Higher interest rates have so fundamentally shifted the financial environment that investors must focus on a company’s ability to maintain margins rather than just its growth prospects, veteran private equity executive Chip Kaye said.
“This moment is different than anything we have had in the 40 years before . . . with inflation proving stickier and interest rates higher than currently expected — and more complicated great-power politics adding to that dynamic,” said Kaye, who started at Warburg Pincus in 1986 and has been its chief executive for two decades.
“If you could pick one characteristic of a business and that’s how you decide whether to invest, it would be pricing,” he told the Financial Times. “Lean into businesses that feel like they have the ability to adapt to a higher-inflation environment.”
This moment is different than anything we have had in the 40 years before
Warburg Pincus is a traditional private equity firm with more than $80bn in assets under management that focused on growth investment. Unlike competitors that have sprawled into other areas and listed publicly, it is still a partnership.

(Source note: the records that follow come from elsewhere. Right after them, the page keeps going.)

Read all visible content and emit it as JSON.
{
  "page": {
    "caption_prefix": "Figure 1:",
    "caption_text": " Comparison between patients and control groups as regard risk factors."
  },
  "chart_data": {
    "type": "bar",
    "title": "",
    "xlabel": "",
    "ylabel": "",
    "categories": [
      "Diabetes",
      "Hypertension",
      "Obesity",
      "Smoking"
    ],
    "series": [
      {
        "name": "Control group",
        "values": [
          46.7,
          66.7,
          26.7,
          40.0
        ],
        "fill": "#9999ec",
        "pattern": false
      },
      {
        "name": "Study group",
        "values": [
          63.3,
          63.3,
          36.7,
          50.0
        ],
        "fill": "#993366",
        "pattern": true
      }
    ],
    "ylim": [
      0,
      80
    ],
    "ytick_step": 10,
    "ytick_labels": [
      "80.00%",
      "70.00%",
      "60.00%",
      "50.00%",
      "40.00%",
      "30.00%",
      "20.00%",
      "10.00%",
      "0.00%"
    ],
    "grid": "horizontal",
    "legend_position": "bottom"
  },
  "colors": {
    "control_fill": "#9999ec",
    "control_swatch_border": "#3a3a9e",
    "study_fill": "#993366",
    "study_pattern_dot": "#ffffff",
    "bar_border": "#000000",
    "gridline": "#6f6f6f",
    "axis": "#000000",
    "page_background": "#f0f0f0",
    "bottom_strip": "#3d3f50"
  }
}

Kaye said that when the firm looks at a potential investment’s product, whether in goods or services, it considers, “what are the alternatives, what is the ease of switching, and what is the contribution to the customer’s end-product?” Kaye said.
The flip side of that advice is that Kaye looks sceptically at lossmaking technology businesses that can no longer rely on free-flowing investor cash to subsidise their services. “When a $4 taco costs $1 to have it delivered, that’s one thing. When the $4 taco costs $8 with delivery, that’s different,” he said.

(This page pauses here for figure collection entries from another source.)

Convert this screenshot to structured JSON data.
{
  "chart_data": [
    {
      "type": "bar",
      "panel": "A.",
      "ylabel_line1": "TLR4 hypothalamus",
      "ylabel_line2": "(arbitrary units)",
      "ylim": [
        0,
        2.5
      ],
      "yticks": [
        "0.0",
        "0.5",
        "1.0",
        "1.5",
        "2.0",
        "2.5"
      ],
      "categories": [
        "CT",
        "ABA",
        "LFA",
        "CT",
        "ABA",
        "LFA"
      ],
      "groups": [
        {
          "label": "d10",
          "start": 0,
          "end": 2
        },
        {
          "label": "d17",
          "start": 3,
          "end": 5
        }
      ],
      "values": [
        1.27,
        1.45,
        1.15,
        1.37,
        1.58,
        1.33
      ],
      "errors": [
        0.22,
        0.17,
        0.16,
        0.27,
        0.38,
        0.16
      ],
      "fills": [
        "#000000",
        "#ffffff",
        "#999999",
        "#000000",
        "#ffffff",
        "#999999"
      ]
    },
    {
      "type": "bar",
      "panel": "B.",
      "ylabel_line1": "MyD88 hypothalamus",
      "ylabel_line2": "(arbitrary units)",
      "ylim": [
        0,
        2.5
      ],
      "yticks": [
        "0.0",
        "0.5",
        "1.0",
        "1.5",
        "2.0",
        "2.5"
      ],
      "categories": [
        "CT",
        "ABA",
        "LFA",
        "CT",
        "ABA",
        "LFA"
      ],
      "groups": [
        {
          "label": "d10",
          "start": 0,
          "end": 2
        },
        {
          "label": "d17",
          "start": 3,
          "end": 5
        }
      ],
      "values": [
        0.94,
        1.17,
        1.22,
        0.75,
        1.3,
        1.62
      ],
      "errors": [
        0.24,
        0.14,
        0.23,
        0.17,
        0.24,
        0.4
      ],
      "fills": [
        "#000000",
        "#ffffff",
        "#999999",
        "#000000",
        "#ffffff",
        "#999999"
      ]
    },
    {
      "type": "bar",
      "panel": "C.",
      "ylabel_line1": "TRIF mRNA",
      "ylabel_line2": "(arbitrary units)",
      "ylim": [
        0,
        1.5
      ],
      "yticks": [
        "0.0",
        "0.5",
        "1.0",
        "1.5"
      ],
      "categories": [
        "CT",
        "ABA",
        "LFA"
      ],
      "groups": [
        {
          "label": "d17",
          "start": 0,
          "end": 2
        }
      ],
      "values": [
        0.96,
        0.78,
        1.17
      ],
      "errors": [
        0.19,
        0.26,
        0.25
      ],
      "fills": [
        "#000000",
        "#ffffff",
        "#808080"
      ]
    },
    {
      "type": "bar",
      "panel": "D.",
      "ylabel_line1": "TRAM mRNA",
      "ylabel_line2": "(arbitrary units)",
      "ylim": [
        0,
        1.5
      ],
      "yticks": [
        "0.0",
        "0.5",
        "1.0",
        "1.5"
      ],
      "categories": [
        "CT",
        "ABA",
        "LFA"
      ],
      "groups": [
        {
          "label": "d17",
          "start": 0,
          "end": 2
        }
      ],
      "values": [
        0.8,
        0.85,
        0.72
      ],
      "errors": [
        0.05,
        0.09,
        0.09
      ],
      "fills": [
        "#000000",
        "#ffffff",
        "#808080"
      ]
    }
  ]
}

Pricing power may vary depending on the situation. If something is a relatively small part of the overall cost, customers may not bother to switch suppliers if the price goes up.
It can also be controversial. Researchers at the University of Massachusetts suggested this year that some companies were using pandemic-era shortages to push up margins, dubbing the process “greedflation”, although groups such as Procter & Gamble have hit back.
Kaye argued that Warburg does not seek that kind of profit growth. Instead it works “with portfolio companies across every function to help drive efficiency . . . These steps ultimately deliver better value at lower cost and position companies for stable growth.”
Overall, he said, investors are having to come to terms with mistakes made in 2021 and earlier. “We all misread the pandemic. We read it as a demand shock and it wasn’t really — it was more a substitution of goods for services.”
“In today’s markets, we are seeing some of the consequences of that natural tendency to underappreciate risk when times are good,” he said.
“The investing environment will be more challenging — but the opportunity to differentiate should be exciting to investors.”